|
|
|
|
|
by sp332
5203 days ago
|
|
You said you stopped pointing people toward Linux because of the distros. But distros only add ways to get software. You don't have to use their package management at all. If you want to install a new version of an app, with or without the help of the distro, what better way is there to avoid dependency hell? Edit: Central-repository installation methods I've used: python easy_install, perl CPAN, Ubuntu PPAs (which are a way to add 3rd-party apps to your package manager). |
|
Without distros, the way to get software is unbearable for Windows converts, where it is just "click, click, done."
> what better way is there to avoid dependency hell?
All distros agreeing to ship one specific version of a lib, so that app devs can target that "standard" version instead of daily changing upstream versions.
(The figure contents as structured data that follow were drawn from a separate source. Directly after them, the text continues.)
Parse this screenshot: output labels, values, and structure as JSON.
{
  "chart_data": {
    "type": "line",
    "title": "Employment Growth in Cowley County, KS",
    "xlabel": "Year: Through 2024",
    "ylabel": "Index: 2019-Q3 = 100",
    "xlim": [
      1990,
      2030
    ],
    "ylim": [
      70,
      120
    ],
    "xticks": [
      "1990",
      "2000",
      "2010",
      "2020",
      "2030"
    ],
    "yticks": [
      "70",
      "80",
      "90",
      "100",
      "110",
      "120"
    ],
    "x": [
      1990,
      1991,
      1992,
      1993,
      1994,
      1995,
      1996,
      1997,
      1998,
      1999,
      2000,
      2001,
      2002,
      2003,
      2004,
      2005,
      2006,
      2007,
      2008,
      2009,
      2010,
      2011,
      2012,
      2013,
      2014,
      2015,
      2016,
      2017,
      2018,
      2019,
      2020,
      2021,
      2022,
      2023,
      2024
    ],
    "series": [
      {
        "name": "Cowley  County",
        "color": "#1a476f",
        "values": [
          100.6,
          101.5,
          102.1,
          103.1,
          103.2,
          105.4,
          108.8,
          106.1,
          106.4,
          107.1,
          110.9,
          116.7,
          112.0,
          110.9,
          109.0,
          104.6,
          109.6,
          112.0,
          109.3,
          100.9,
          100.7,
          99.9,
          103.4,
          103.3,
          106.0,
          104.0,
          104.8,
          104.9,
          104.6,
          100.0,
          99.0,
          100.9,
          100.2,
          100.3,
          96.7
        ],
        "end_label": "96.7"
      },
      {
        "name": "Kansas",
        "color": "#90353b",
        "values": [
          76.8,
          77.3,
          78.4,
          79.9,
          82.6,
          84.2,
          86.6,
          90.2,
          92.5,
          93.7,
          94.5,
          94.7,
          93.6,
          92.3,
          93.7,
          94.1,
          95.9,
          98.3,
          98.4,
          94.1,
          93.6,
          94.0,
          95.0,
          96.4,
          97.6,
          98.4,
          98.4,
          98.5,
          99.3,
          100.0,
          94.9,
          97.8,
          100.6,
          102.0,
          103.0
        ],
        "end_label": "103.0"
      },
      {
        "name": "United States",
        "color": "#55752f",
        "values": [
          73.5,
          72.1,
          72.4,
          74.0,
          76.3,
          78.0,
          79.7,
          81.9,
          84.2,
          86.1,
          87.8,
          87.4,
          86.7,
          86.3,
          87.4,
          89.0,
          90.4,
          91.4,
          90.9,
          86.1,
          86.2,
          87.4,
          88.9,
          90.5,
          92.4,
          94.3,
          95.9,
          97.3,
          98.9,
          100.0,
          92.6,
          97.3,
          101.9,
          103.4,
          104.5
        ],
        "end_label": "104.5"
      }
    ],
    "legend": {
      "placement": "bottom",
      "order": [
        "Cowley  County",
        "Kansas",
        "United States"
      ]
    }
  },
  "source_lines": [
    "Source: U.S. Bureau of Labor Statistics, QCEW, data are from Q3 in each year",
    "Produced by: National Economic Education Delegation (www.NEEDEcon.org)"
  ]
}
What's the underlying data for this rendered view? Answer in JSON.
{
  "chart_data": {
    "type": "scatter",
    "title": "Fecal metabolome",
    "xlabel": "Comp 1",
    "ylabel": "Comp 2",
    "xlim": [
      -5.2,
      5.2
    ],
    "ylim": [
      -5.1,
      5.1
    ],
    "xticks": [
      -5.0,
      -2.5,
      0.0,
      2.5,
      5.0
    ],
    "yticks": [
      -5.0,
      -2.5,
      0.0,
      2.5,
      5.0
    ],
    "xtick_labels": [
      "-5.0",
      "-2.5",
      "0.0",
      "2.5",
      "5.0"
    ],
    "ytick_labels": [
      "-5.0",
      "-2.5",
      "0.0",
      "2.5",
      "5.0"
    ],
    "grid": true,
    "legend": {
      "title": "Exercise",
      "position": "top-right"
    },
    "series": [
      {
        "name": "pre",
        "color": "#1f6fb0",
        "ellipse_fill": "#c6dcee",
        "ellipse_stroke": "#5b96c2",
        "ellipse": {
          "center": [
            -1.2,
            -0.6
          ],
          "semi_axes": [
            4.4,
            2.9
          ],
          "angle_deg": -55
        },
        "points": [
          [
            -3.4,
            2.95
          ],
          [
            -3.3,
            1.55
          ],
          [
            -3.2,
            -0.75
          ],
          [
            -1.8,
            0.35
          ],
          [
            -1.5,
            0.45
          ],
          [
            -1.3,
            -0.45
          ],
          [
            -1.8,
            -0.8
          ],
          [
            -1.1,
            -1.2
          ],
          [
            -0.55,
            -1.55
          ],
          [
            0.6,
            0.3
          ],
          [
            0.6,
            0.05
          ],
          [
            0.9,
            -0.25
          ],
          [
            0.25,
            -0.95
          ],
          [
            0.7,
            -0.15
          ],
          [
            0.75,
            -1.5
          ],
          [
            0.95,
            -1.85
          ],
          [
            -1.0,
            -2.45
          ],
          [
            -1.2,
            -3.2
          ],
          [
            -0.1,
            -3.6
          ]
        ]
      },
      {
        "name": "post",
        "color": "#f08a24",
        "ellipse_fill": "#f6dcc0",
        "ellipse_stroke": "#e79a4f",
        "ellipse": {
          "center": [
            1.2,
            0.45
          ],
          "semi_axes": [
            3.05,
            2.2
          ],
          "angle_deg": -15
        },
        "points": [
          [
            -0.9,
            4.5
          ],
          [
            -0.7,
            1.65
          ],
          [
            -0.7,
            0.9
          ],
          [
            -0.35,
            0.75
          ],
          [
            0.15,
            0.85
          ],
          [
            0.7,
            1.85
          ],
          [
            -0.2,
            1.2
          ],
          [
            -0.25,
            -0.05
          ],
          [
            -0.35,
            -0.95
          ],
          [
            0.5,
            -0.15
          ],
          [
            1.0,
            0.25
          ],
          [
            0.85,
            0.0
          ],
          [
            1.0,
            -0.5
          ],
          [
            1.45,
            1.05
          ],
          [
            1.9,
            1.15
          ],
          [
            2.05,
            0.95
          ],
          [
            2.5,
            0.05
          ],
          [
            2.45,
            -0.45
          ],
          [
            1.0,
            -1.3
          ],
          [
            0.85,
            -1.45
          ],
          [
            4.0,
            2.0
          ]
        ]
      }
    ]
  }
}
The dependency chaos is a consequence of no distribution being influential enough (or the major players not being able to agree) to slow down the interdependent moving target that is the library space. So app devs dont care what distros ship and only target the upstream, and the upstream lib devs dont care about the overall ecosystem and just ship whenever they feel like shipping.
Nobody of them seems to care about the user experience of the end user, for whom getting on Linux seems like building on a shaky ground. And then they both pretend to not understand that a majority of end users would rather pay for Windows and have a decade of peace of mind and hassle free app availability, than moving for free to a earthquake prone area.